While the famous Hindenburg dirigible crash took place in 1937, its financial namesake, the Hindenburg Omen, points to a time eight years earlier when the stock market crash ushered in the global depression.
This omen, which has foreseen stock market crashes on two separate occasions in the 21st century, made its appearance once again on May 31, and the Dow responded with a 207 point plunge over the course of three hours.
The Hindenburg Omen is a combination of technical factors that attempt to measure the health of the NYSE, and by extension, the stock market as a whole. The goal of the indicator is to signal increased probability of a stock market crash.
The rationale is that under "normal conditions" a substantial number of stocks may set either new annual highs or new annual lows, but not both at the same time.

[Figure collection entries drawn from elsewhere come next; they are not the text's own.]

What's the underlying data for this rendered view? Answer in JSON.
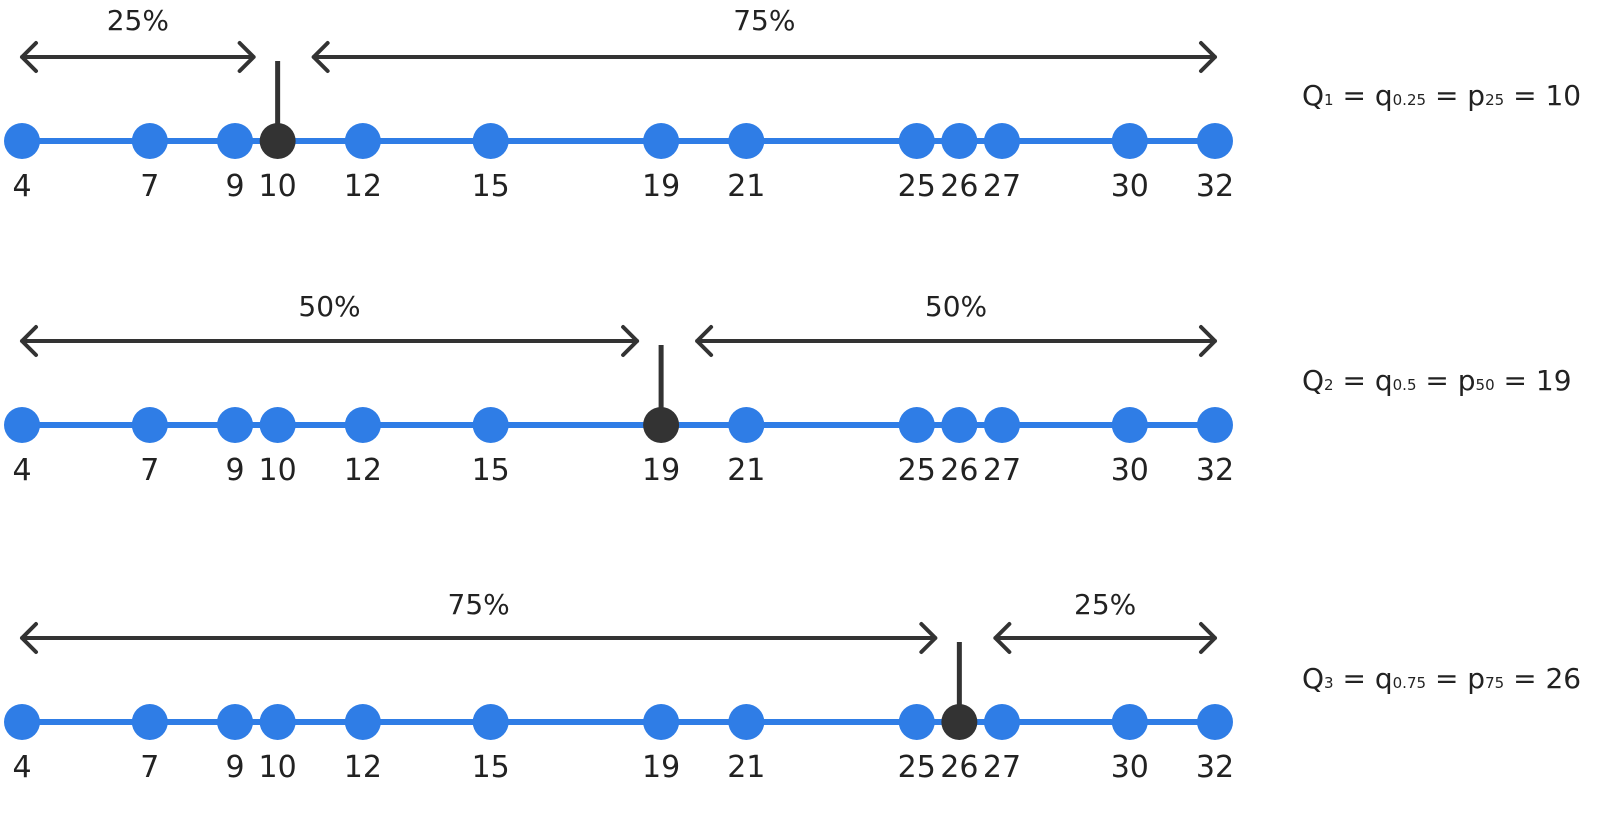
{
  "values": [
    4,
    7,
    9,
    10,
    12,
    15,
    19,
    21,
    25,
    26,
    27,
    30,
    32
  ],
  "rows": [
    {
      "marker_value": 10,
      "left_percent": "25%",
      "right_percent": "75%",
      "formula": {
        "q_main": "Q",
        "q_sub": "1",
        "eq1": " = q",
        "mid_sub": "0.25",
        "eq2": " = p",
        "p_sub": "25",
        "result": " = 10"
      }
    },
    {
      "marker_value": 19,
      "left_percent": "50%",
      "right_percent": "50%",
      "formula": {
        "q_main": "Q",
        "q_sub": "2",
        "eq1": " = q",
        "mid_sub": "0.5",
        "eq2": " = p",
        "p_sub": "50",
        "result": " = 19"
      }
    },
    {
      "marker_value": 26,
      "left_percent": "75%",
      "right_percent": "25%",
      "formula": {
        "q_main": "Q",
        "q_sub": "3",
        "eq1": " = q",
        "mid_sub": "0.75",
        "eq2": " = p",
        "p_sub": "75",
        "result": " = 26"
      }
    }
  ],
  "colors": {
    "line": "#2f7de6",
    "marker": "#333333",
    "text": "#222222"
  }
}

As a healthy market possesses a degree of uniformity, whether up or down, the simultaneous presence of many new highs and lows may signal trouble. - Wikipedia
...there appear to be three reasons being discussed for this drop in stocks.
Third, and perhaps more important to some, based on intraday data so far, the much-discussed Hindenburg Omen has been spotted (as it also was before QE2 was announced to save the world). The last time we were this high in stocks and the Hindenburg was spotted was October 2007... - Zerohedge
As the markets reached new all-time highs on a 7 month rally, only to fall to their worst two week drop in 2013, the omen known as Hindenburg is an ominous sign that the party of 1929, 1987, and 2007 may be over, and over quickly if the forecast holds true to historical trends.